Le titre fait référence à l'un des articles de mon ami Rémy Josseaume, publié sur net iris. Pour les lecteurs les moins avertis, ce « délai des 30 minutes » fait référence à un vice de procédure pouvant affecter la régularité de la mesure du taux d'alcoolémie par éthylomètre. Les notices d'utilisation des éthylomètres précisent très clairement que l'utilisation de l'appareil ne doit pas être opérée dans les 30 minutes qui suivent une consommation d'alcool ou l'absorbtion d'une fumée de cigarette. La prescription de ce délai par les concepteurs et fabricants des appareils correspond tout simplement à un risque de perturbation de la mesure. Et ce délai n'est d'ailleurs pas une spécificité française, il varie selon les pays 20 minutes, 25...30...

 

C'est notamment sur la base de ces notices qu'un bon nombre de juridictions avaient procédé à la relaxe de l'automobiliste en cas de non respect de ce délai. La première décision avait été obtenue devant le TGI de Lure en 2007.

 

La question a, bien évidemment, été depuis portée devant les juridictions d'appel. Certaines ont suivi les premiers juges, d'autres non... Une réponse tranchée de la Cour de cassation était donc attendue, comme toujours avec impatience, par les professionnels.

 

La cour de cassation avait déjà eu l'occasion, dans un arrêt que j'avais commenté en d'autres lieux, de se pencher sur la question au mois de janvier.

 

L'arrêt rendu le 7 janvier 2009 par la chambre criminelle se concluait par un rejet de l'argumentation de l'automobiliste. Celui-ci invoquait, certes, le non respect du délai des 30 minutes.

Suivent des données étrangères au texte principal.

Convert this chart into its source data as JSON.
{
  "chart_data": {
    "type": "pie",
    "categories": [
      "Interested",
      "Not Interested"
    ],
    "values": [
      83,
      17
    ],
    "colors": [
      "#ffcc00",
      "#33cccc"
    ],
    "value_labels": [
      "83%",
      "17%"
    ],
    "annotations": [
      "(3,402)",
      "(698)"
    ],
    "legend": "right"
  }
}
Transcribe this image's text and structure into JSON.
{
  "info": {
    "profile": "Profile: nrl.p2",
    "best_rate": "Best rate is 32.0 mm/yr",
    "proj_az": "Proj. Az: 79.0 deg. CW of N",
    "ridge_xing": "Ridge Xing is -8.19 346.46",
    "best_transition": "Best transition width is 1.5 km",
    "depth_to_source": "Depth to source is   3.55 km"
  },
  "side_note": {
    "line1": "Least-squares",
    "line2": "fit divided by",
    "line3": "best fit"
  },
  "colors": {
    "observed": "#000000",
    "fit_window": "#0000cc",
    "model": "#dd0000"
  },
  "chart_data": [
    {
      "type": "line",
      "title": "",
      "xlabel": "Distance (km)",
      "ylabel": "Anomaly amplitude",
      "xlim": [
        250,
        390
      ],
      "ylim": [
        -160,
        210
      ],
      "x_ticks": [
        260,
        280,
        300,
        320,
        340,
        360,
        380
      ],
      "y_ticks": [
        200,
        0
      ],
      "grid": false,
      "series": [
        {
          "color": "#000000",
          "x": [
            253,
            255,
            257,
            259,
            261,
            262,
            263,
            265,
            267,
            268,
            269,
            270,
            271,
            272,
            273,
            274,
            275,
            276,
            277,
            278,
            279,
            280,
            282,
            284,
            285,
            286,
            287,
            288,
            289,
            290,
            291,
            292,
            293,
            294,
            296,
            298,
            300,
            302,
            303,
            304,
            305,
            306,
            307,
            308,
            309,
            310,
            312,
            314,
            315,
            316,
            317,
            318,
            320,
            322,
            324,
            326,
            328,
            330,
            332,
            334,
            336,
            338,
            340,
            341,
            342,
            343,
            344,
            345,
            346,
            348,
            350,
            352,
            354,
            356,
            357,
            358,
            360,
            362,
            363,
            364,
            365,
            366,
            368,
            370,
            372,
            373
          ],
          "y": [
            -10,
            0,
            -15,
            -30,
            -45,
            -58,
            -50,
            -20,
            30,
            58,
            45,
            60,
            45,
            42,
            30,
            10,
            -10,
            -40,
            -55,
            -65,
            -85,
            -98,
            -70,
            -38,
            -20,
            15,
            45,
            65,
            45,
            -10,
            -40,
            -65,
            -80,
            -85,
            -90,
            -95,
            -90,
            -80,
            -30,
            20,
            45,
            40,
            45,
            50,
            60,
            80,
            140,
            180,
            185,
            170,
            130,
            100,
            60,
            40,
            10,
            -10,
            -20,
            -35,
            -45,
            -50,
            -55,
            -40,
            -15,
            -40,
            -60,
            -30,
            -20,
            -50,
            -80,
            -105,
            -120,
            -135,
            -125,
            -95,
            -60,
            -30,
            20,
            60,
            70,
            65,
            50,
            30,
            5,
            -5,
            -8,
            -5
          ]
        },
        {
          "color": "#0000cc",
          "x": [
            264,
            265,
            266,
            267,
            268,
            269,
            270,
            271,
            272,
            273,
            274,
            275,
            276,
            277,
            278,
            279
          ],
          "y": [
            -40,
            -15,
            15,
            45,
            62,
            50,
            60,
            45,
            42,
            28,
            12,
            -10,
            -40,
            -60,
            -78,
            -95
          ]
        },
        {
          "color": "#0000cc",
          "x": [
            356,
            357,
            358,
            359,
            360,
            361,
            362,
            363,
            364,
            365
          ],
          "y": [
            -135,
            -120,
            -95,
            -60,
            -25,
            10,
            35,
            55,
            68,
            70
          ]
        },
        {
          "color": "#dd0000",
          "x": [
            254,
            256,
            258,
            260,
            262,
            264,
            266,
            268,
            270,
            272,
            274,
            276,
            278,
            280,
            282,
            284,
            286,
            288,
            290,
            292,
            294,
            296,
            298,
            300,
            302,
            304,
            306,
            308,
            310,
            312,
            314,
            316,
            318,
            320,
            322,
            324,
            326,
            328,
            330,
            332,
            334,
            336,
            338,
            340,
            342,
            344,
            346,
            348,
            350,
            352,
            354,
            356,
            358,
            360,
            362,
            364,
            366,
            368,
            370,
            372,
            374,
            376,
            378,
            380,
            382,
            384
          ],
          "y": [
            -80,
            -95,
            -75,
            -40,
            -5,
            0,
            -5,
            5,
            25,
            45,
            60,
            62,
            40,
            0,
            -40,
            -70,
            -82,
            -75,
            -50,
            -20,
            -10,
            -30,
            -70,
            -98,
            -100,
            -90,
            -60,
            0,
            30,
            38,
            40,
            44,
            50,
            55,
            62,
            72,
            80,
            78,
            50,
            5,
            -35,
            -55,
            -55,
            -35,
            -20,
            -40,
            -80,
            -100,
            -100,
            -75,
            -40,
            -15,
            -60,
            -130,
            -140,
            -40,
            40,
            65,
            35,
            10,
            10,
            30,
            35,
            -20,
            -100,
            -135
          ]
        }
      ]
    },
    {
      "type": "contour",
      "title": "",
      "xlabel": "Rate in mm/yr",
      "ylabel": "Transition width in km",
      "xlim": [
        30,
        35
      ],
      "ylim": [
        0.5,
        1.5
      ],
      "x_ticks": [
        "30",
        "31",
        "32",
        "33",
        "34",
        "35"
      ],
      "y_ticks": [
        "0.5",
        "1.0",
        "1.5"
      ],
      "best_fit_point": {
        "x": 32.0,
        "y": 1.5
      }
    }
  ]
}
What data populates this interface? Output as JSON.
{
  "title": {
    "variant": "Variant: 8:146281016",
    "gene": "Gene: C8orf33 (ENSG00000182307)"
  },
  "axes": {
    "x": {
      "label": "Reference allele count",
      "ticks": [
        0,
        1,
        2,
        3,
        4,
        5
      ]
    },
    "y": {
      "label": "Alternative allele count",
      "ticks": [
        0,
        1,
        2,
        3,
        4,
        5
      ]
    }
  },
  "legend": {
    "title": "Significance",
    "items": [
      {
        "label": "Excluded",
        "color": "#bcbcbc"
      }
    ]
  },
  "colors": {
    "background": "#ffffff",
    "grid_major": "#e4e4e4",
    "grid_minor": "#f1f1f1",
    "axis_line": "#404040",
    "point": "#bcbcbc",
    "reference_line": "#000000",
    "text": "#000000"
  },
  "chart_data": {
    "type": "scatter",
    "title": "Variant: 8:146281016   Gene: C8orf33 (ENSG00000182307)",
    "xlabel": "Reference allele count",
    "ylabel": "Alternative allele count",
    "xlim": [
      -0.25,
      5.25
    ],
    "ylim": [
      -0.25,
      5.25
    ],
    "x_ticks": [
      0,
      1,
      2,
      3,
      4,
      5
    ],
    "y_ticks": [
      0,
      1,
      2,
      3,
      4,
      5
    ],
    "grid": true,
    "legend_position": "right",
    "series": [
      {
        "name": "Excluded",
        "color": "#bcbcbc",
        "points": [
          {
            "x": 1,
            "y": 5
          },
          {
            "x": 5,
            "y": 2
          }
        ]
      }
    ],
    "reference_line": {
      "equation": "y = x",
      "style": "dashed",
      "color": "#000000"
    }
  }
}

Mais, comme il ressortait des termes mêmes de la décision « qu'il n'est pas allégué, que celui-ci avait fumé ou absorbé un produit dans les minutes ayant précédé son interpellation »... Sans fumée de cigarette ou d'absorbtion d'alcool dans les 30 minutes avant le contrôle, la mesure ne risque par d'être perturbée... Sans grief pour le prévenu, pas de vice de procédure... Le rejet était donc logique. (Cour de cassation, chambre criminelle, 7 janvier 2009, n° de pourvoi: 08-83842)

 

Cette première intervention de la Cour de cassation ne réglait, donc, toujours pas le problème...

 

Les mois ont passé avant que la chambre criminelle ne se penche à nouveau sur la question. Dans son arrêt du 13 octobre 2009, commenté par Rémy Josseaume sur net iris, la cour de cassation semble, à première vue, enterrer cet argument :

 

«  Attendu que, pour écarter l'argumentation du prévenu qui soulevait l'irrégularité des opérations de dépistage, en faisant valoir notamment que le temps d'attente de trente minutes entre l'absorption du produit et la mesure de contrôle par l'air expiré au moyen d'un éthylomètre prévu par l'arrêté du 8 juillet 2003 n'a pas été respecté, l'arrêt prononce par les motifs repris au moyen (qu'en affirmant, néanmoins, pour refuser d'annuler ce contrôle qui ne respectait pas les préconisations d'utilisation de l'appareil, et pour retenir sa culpabilité, que la circonstance qu'Alain X... ait été soumis à un contrôle d'alcoolémie seulement 10 minutes après son interpellation, n'est pas à elle seule de nature à caractériser un manquement aux prescription d'utilisation de l'appareil et que s'il affirme qu'il venait de sortir d'un restaurant, il n'en justifie nullement ; qu'il n'apporte pas la preuve du bien fondé de sa contestation)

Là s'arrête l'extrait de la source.